Data has this really weird quality. In economic terms data has an increasing marginal utility. Anyone who took Econ 101 knows that most physical objects have a decreasing marginal utility. When it is raining my first umbrella keeps me dry, a second may be handy if the first blows out, but a third is unlikely to be used. This is true of shirts, steaks, houses, of almost anything you can think of except data.
Data has the opposite characteristic. Each incremental point of data adds value to the ones you all ready have. It is easy to see this in the context of an advertising network. If the ad network knows that a user is female it can show more relevant ads. But, If the ad network knows that female’s age, it can do even better, and data about location, household income, and recent web sites visited all add value to the existing data points, making it possible to show more and more relevant ads. Google’s services all benefit from additional data albeit in different ways.
So what does all this mean about the market for web services. It means that we all need to to think about the degree to which Google’s enormous data asset will allow it to dominate this important sector
We have for example, been paying a lot of attention to services that help users discover new information and to filter the information they are already trying to consume. The young companies we have looked at in this space all approach the problem differently but they all depend on amassing data about users reactions to information and services in order to improve their ability to anticipate what a user might be interested in seeing. When Google announced their recommendations feature for Google Reader, we had a flurry of discussions about how this would impact the opportunity to provide discovery services. Google’s recommendations feature itself was not that impressive, or immediately useful, but just the way Microsoft’s entrance into a PC software market (often with an inferior product initially) changed the prospects for a startup, Google’s addition of recommendations to Google Reader is a shot across the bow of anyone in the filtering or discovery business. The source of the threat here is a data differential. Google has so much more data at their fingertips that even if a startup does a much better job leveraging data to deliver recommendations, Google could potentially provide a better value proposition to the end user with an inferior algorithm powered by more data, sourced from a broader range of services.

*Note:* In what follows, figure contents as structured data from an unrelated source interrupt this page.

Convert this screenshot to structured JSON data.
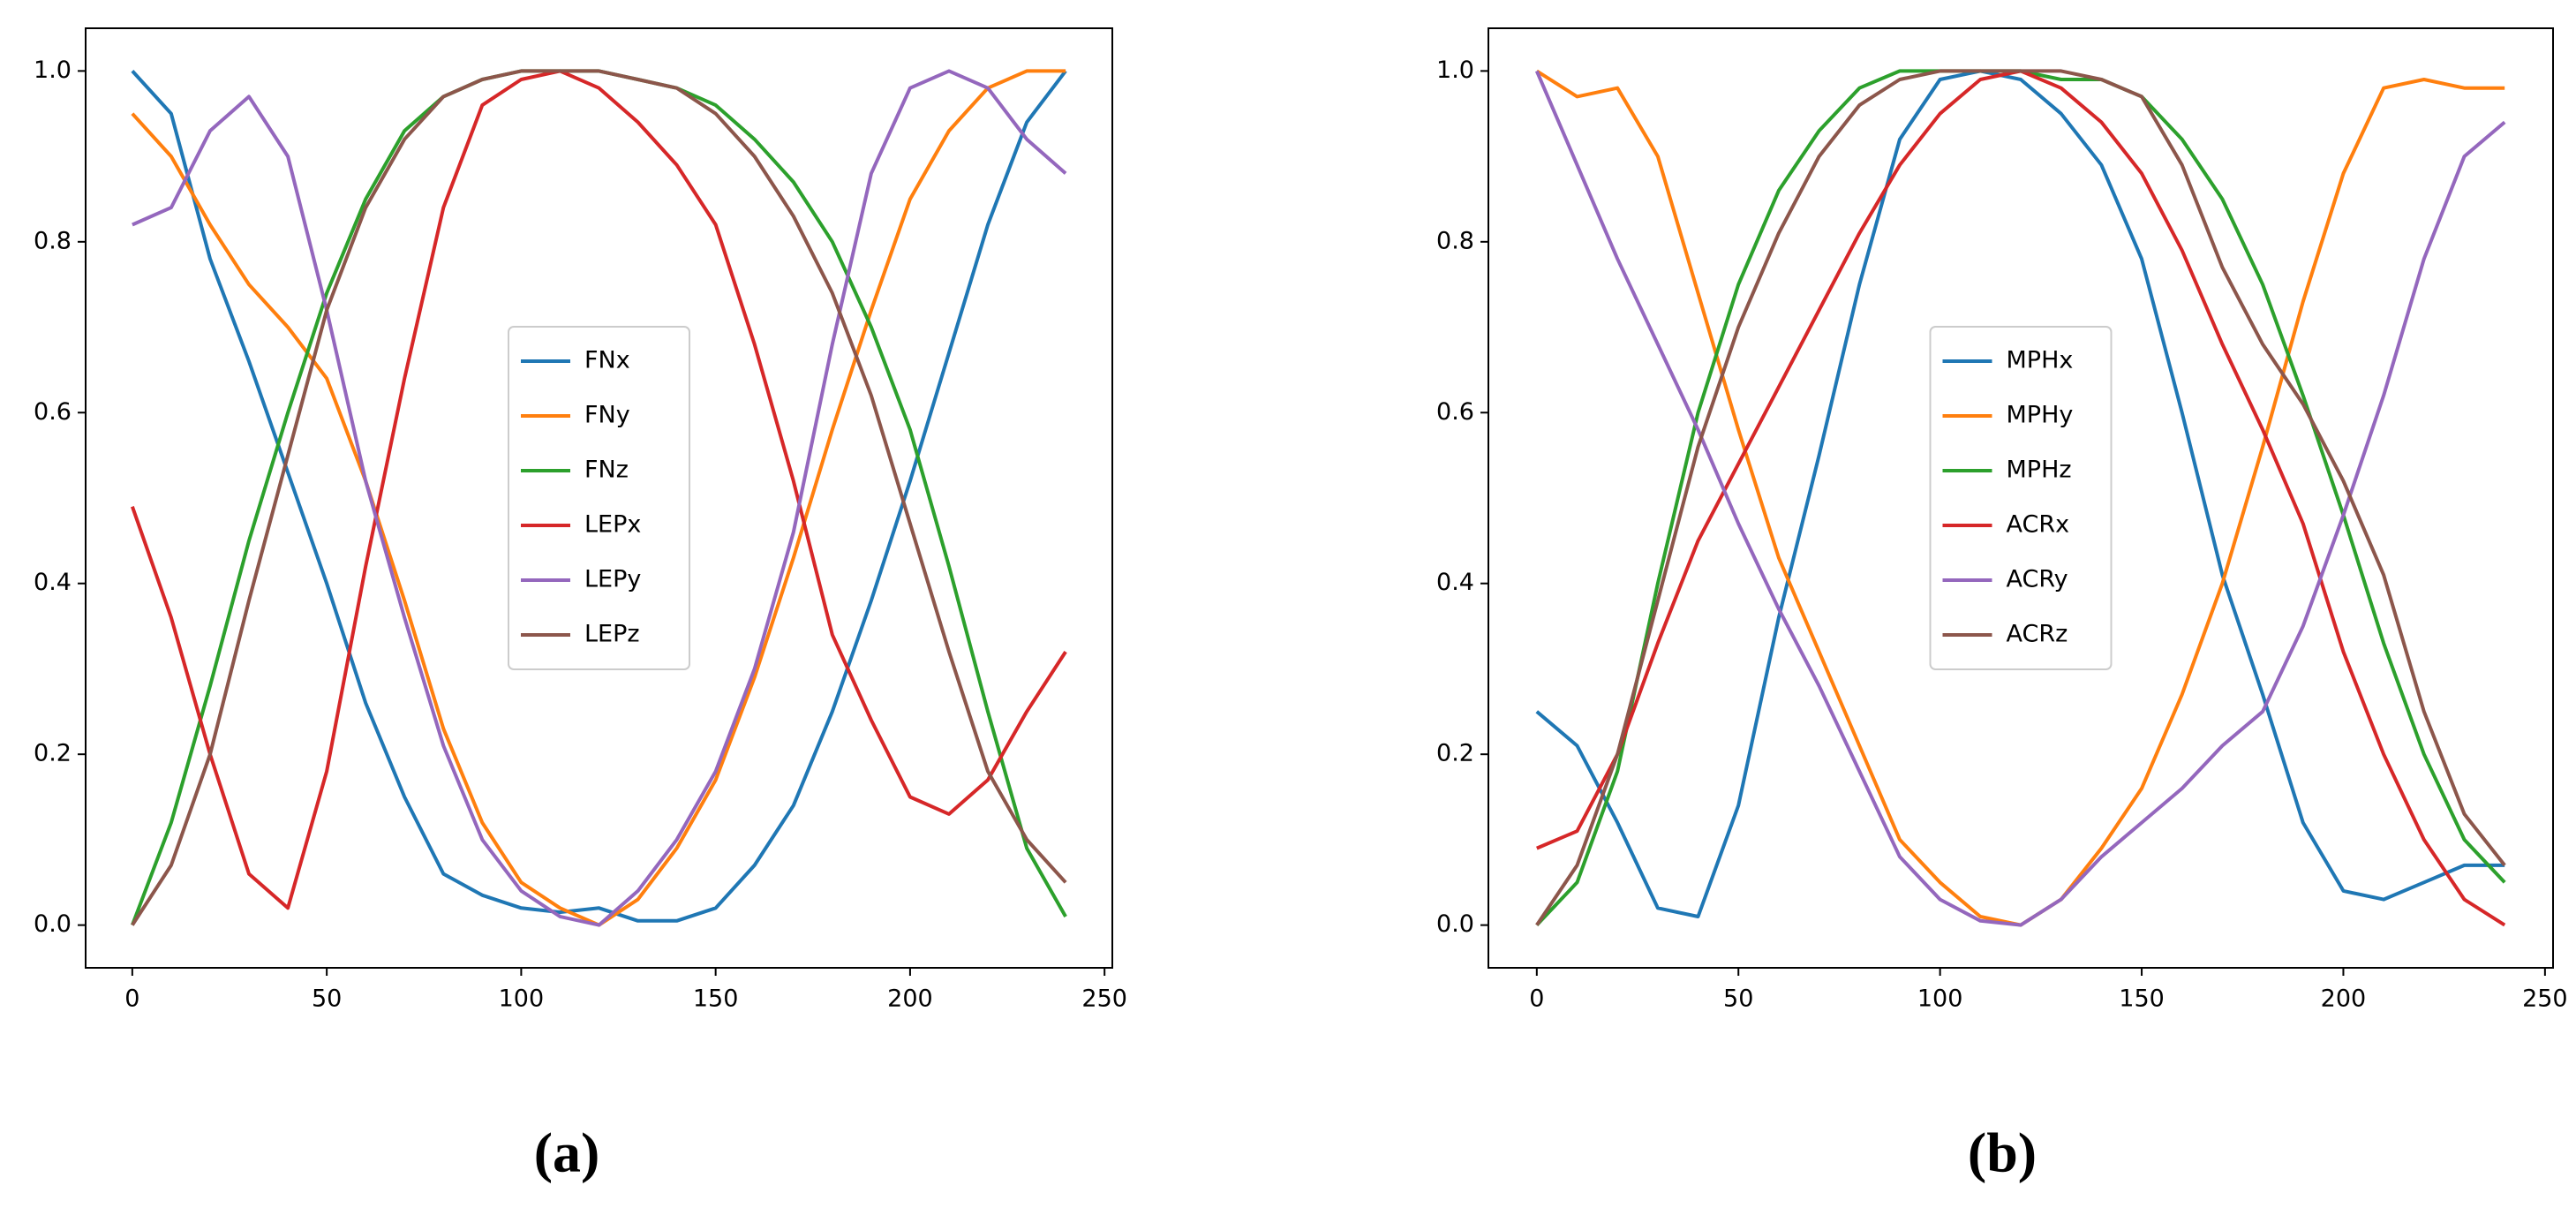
{
  "chart_data": [
    {
      "type": "line",
      "label": "(a)",
      "legend": "center",
      "x": [
        0,
        10,
        20,
        30,
        40,
        50,
        60,
        70,
        80,
        90,
        100,
        110,
        120,
        130,
        140,
        150,
        160,
        170,
        180,
        190,
        200,
        210,
        220,
        230,
        240
      ],
      "xlim": [
        -12,
        252
      ],
      "ylim": [
        -0.05,
        1.05
      ],
      "xticks": [
        0,
        50,
        100,
        150,
        200,
        250
      ],
      "yticks": [
        {
          "value": 0,
          "label": "0.0"
        },
        0.2,
        0.4,
        0.6,
        0.8,
        {
          "value": 1,
          "label": "1.0"
        }
      ],
      "series": [
        {
          "name": "FNx",
          "color": "#1f77b4",
          "values": [
            1.0,
            0.95,
            0.78,
            0.66,
            0.53,
            0.4,
            0.26,
            0.15,
            0.06,
            0.035,
            0.02,
            0.015,
            0.02,
            0.005,
            0.005,
            0.02,
            0.07,
            0.14,
            0.25,
            0.38,
            0.52,
            0.67,
            0.82,
            0.94,
            1.0
          ]
        },
        {
          "name": "FNy",
          "color": "#ff7f0e",
          "values": [
            0.95,
            0.9,
            0.82,
            0.75,
            0.7,
            0.64,
            0.52,
            0.38,
            0.23,
            0.12,
            0.05,
            0.02,
            0.0,
            0.03,
            0.09,
            0.17,
            0.29,
            0.43,
            0.58,
            0.72,
            0.85,
            0.93,
            0.98,
            1.0,
            1.0
          ]
        },
        {
          "name": "FNz",
          "color": "#2ca02c",
          "values": [
            0,
            0.12,
            0.28,
            0.45,
            0.6,
            0.74,
            0.85,
            0.93,
            0.97,
            0.99,
            1.0,
            1.0,
            1.0,
            0.99,
            0.98,
            0.96,
            0.92,
            0.87,
            0.8,
            0.7,
            0.58,
            0.42,
            0.25,
            0.09,
            0.01
          ]
        },
        {
          "name": "LEPx",
          "color": "#d62728",
          "values": [
            0.49,
            0.36,
            0.2,
            0.06,
            0.02,
            0.18,
            0.42,
            0.64,
            0.84,
            0.96,
            0.99,
            1.0,
            0.98,
            0.94,
            0.89,
            0.82,
            0.68,
            0.52,
            0.34,
            0.24,
            0.15,
            0.13,
            0.17,
            0.25,
            0.32
          ]
        },
        {
          "name": "LEPy",
          "color": "#9467bd",
          "values": [
            0.82,
            0.84,
            0.93,
            0.97,
            0.9,
            0.72,
            0.52,
            0.36,
            0.21,
            0.1,
            0.04,
            0.01,
            0.0,
            0.04,
            0.1,
            0.18,
            0.3,
            0.46,
            0.68,
            0.88,
            0.98,
            1.0,
            0.98,
            0.92,
            0.88
          ]
        },
        {
          "name": "LEPz",
          "color": "#8c564b",
          "values": [
            0,
            0.07,
            0.2,
            0.38,
            0.55,
            0.72,
            0.84,
            0.92,
            0.97,
            0.99,
            1.0,
            1.0,
            1.0,
            0.99,
            0.98,
            0.95,
            0.9,
            0.83,
            0.74,
            0.62,
            0.47,
            0.32,
            0.18,
            0.1,
            0.05
          ]
        }
      ]
    },
    {
      "type": "line",
      "label": "(b)",
      "legend": "center",
      "x": [
        0,
        10,
        20,
        30,
        40,
        50,
        60,
        70,
        80,
        90,
        100,
        110,
        120,
        130,
        140,
        150,
        160,
        170,
        180,
        190,
        200,
        210,
        220,
        230,
        240
      ],
      "xlim": [
        -12,
        252
      ],
      "ylim": [
        -0.05,
        1.05
      ],
      "xticks": [
        0,
        50,
        100,
        150,
        200,
        250
      ],
      "yticks": [
        {
          "value": 0,
          "label": "0.0"
        },
        0.2,
        0.4,
        0.6,
        0.8,
        {
          "value": 1,
          "label": "1.0"
        }
      ],
      "series": [
        {
          "name": "MPHx",
          "color": "#1f77b4",
          "values": [
            0.25,
            0.21,
            0.12,
            0.02,
            0.01,
            0.14,
            0.36,
            0.55,
            0.75,
            0.92,
            0.99,
            1.0,
            0.99,
            0.95,
            0.89,
            0.78,
            0.6,
            0.41,
            0.27,
            0.12,
            0.04,
            0.03,
            0.05,
            0.07,
            0.07
          ]
        },
        {
          "name": "MPHy",
          "color": "#ff7f0e",
          "values": [
            1.0,
            0.97,
            0.98,
            0.9,
            0.74,
            0.58,
            0.43,
            0.32,
            0.21,
            0.1,
            0.05,
            0.01,
            0.0,
            0.03,
            0.09,
            0.16,
            0.27,
            0.4,
            0.56,
            0.73,
            0.88,
            0.98,
            0.99,
            0.98,
            0.98
          ]
        },
        {
          "name": "MPHz",
          "color": "#2ca02c",
          "values": [
            0,
            0.05,
            0.18,
            0.4,
            0.6,
            0.75,
            0.86,
            0.93,
            0.98,
            1.0,
            1.0,
            1.0,
            1.0,
            0.99,
            0.99,
            0.97,
            0.92,
            0.85,
            0.75,
            0.62,
            0.48,
            0.33,
            0.2,
            0.1,
            0.05
          ]
        },
        {
          "name": "ACRx",
          "color": "#d62728",
          "values": [
            0.09,
            0.11,
            0.2,
            0.33,
            0.45,
            0.54,
            0.63,
            0.72,
            0.81,
            0.89,
            0.95,
            0.99,
            1.0,
            0.98,
            0.94,
            0.88,
            0.79,
            0.68,
            0.58,
            0.47,
            0.32,
            0.2,
            0.1,
            0.03,
            0.0
          ]
        },
        {
          "name": "ACRy",
          "color": "#9467bd",
          "values": [
            1.0,
            0.89,
            0.78,
            0.68,
            0.58,
            0.47,
            0.37,
            0.28,
            0.18,
            0.08,
            0.03,
            0.005,
            0.0,
            0.03,
            0.08,
            0.12,
            0.16,
            0.21,
            0.25,
            0.35,
            0.48,
            0.62,
            0.78,
            0.9,
            0.94
          ]
        },
        {
          "name": "ACRz",
          "color": "#8c564b",
          "values": [
            0,
            0.07,
            0.2,
            0.38,
            0.56,
            0.7,
            0.81,
            0.9,
            0.96,
            0.99,
            1.0,
            1.0,
            1.0,
            1.0,
            0.99,
            0.97,
            0.89,
            0.77,
            0.68,
            0.61,
            0.52,
            0.41,
            0.25,
            0.13,
            0.07
          ]
        }
      ]
    }
  ]
}
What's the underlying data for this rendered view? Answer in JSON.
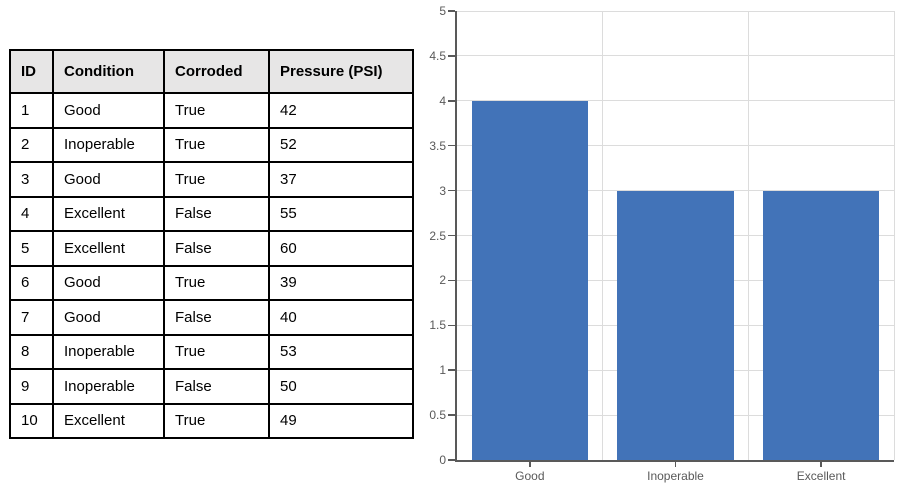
{
  "table": {
    "headers": [
      "ID",
      "Condition",
      "Corroded",
      "Pressure (PSI)"
    ],
    "rows": [
      [
        "1",
        "Good",
        "True",
        "42"
      ],
      [
        "2",
        "Inoperable",
        "True",
        "52"
      ],
      [
        "3",
        "Good",
        "True",
        "37"
      ],
      [
        "4",
        "Excellent",
        "False",
        "55"
      ],
      [
        "5",
        "Excellent",
        "False",
        "60"
      ],
      [
        "6",
        "Good",
        "True",
        "39"
      ],
      [
        "7",
        "Good",
        "False",
        "40"
      ],
      [
        "8",
        "Inoperable",
        "True",
        "53"
      ],
      [
        "9",
        "Inoperable",
        "False",
        "50"
      ],
      [
        "10",
        "Excellent",
        "True",
        "49"
      ]
    ],
    "header_bg": "#e7e6e6",
    "border_color": "#000000"
  },
  "chart_data": {
    "type": "bar",
    "categories": [
      "Good",
      "Inoperable",
      "Excellent"
    ],
    "values": [
      4,
      3,
      3
    ],
    "title": "",
    "xlabel": "",
    "ylabel": "",
    "ylim": [
      0,
      5
    ],
    "ytick_step": 0.5,
    "ytick_labels": [
      "0",
      "0.5",
      "1",
      "1.5",
      "2",
      "2.5",
      "3",
      "3.5",
      "4",
      "4.5",
      "5"
    ],
    "grid": true,
    "legend": false,
    "bar_color": "#4273b8",
    "gridline_color": "#dcdcdc",
    "axis_color": "#595959",
    "label_color": "#595959"
  }
}
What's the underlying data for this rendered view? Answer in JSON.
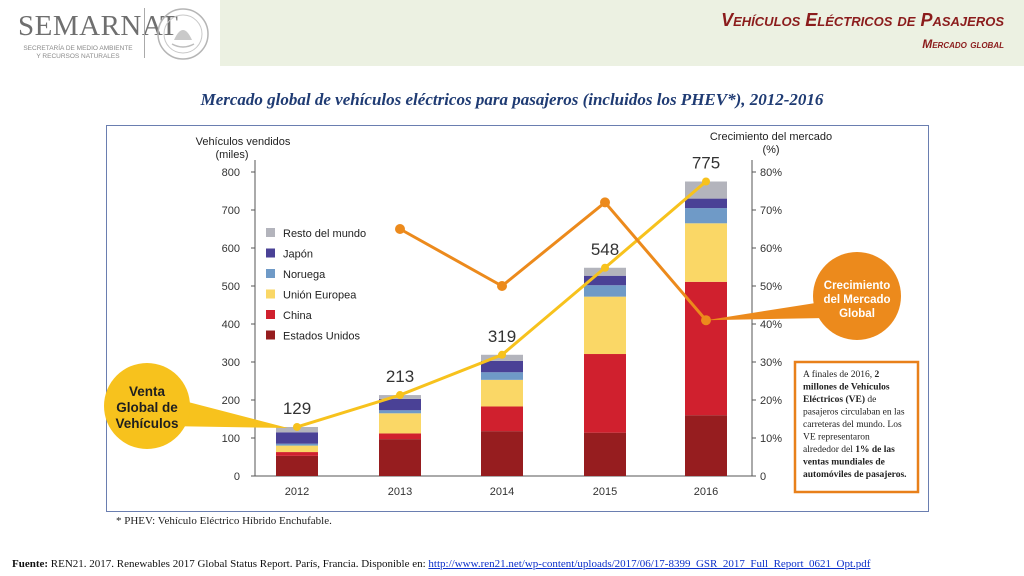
{
  "header": {
    "logo": "SEMARNAT",
    "logo_sub_1": "SECRETARÍA DE MEDIO AMBIENTE",
    "logo_sub_2": "Y RECURSOS NATURALES",
    "title": "Vehículos Eléctricos de Pasajeros",
    "subtitle": "Mercado global"
  },
  "main_title": "Mercado global de vehículos eléctricos para pasajeros (incluidos los PHEV*), 2012-2016",
  "note": "* PHEV: Vehículo Eléctrico Híbrido Enchufable.",
  "footer": {
    "label": "Fuente:",
    "text": " REN21. 2017. Renewables 2017 Global Status Report. París, Francia. Disponible en: ",
    "link": "http://www.ren21.net/wp-content/uploads/2017/06/17-8399_GSR_2017_Full_Report_0621_Opt.pdf"
  },
  "colors": {
    "resto": "#b3b4bc",
    "japon": "#4a4196",
    "noruega": "#6f9ac7",
    "ue": "#fad766",
    "china": "#d0202e",
    "eeuu": "#961d1f",
    "sales_line": "#f7c21d",
    "growth_line": "#ec8a1c",
    "callout_border": "#e8801a"
  },
  "chart_data": {
    "type": "bar",
    "stacked": true,
    "categories": [
      "2012",
      "2013",
      "2014",
      "2015",
      "2016"
    ],
    "series": [
      {
        "name": "Estados Unidos",
        "values": [
          53,
          97,
          118,
          114,
          160
        ]
      },
      {
        "name": "China",
        "values": [
          10,
          15,
          65,
          207,
          351
        ]
      },
      {
        "name": "Unión Europea",
        "values": [
          17,
          53,
          70,
          151,
          154
        ]
      },
      {
        "name": "Noruega",
        "values": [
          5,
          8,
          20,
          30,
          40
        ]
      },
      {
        "name": "Japón",
        "values": [
          30,
          30,
          30,
          25,
          25
        ]
      },
      {
        "name": "Resto del mundo",
        "values": [
          14,
          10,
          16,
          21,
          45
        ]
      }
    ],
    "totals": [
      129,
      213,
      319,
      548,
      775
    ],
    "growth": {
      "name": "Crecimiento del Mercado Global",
      "x": [
        "2013",
        "2014",
        "2015",
        "2016"
      ],
      "values": [
        65,
        50,
        72,
        41
      ]
    },
    "y_left_label_1": "Vehículos vendidos",
    "y_left_label_2": "(miles)",
    "y_right_label_1": "Crecimiento del mercado",
    "y_right_label_2": "(%)",
    "ylim": [
      0,
      800
    ],
    "y_ticks": [
      "0",
      "100",
      "200",
      "300",
      "400",
      "500",
      "600",
      "700",
      "800"
    ],
    "y2lim": [
      0,
      80
    ],
    "y2_ticks": [
      "0",
      "10%",
      "20%",
      "30%",
      "40%",
      "50%",
      "60%",
      "70%",
      "80%"
    ],
    "legend_placement": "left",
    "grid": false,
    "callout_sales": [
      "Venta",
      "Global de",
      "Vehículos"
    ],
    "callout_growth": [
      "Crecimiento",
      "del Mercado",
      "Global"
    ],
    "info_box": [
      [
        {
          "t": "A finales de 2016, ",
          "b": false
        },
        {
          "t": "2",
          "b": true
        }
      ],
      [
        {
          "t": "millones de Vehículos",
          "b": true
        }
      ],
      [
        {
          "t": "Eléctricos (VE)",
          "b": true
        },
        {
          "t": " de",
          "b": false
        }
      ],
      [
        {
          "t": "pasajeros circulaban en las",
          "b": false
        }
      ],
      [
        {
          "t": "carreteras del mundo. Los",
          "b": false
        }
      ],
      [
        {
          "t": "VE representaron",
          "b": false
        }
      ],
      [
        {
          "t": "alrededor del ",
          "b": false
        },
        {
          "t": "1% de las",
          "b": true
        }
      ],
      [
        {
          "t": "ventas mundiales de",
          "b": true
        }
      ],
      [
        {
          "t": "automóviles de pasajeros.",
          "b": true
        }
      ]
    ]
  }
}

I have to admit that I do not know yet how dominant Google could be in web services, or if their dominance would dampen innovation and hurt consumers, but my bias as a venture capitalist is to believe that innovation thrives in small businesses and is often muted in large organizations. So, I think it is time that we all began to think about how to promote innovation in a world dominated by Google’s massive data store. Open source and the shift to a web based applications architecture reduced Microsoft’s influence and enabled a new round of innovation on the web.
Google understands the leverage of data. In the one area where they do not have the largest data asset, social networking, they have launched the Open Social initiative to try to make that data accessible to them and to others. It will be interesting to see how Open Social plays out. I am not convinced that it will alter the balance of power in the social networking space. Open source by itself did not have a huge impact on Microsoft. It was open source in combination with a platform shift from the PC to the web that opened up innovation on the web. Microsoft still dominates the PC platform. We need an open data movement, but that may not be enough. We may also need a platform shift. The web seems so much like an end state that it is hard to imagine what that platform shift might look like or when it might happen. I am not going to predict the nature or the timing of this platform shift, but I will point out one thing. The data that drives all of the most valuable web services is contributed by users as they interact with these services. The shift that unlocks another era of innovation will occur when users to understand their role in this ecosystem and have the tools at hand to direct what is now an unconscious contribution in a way that insures continued innovation on their behalf.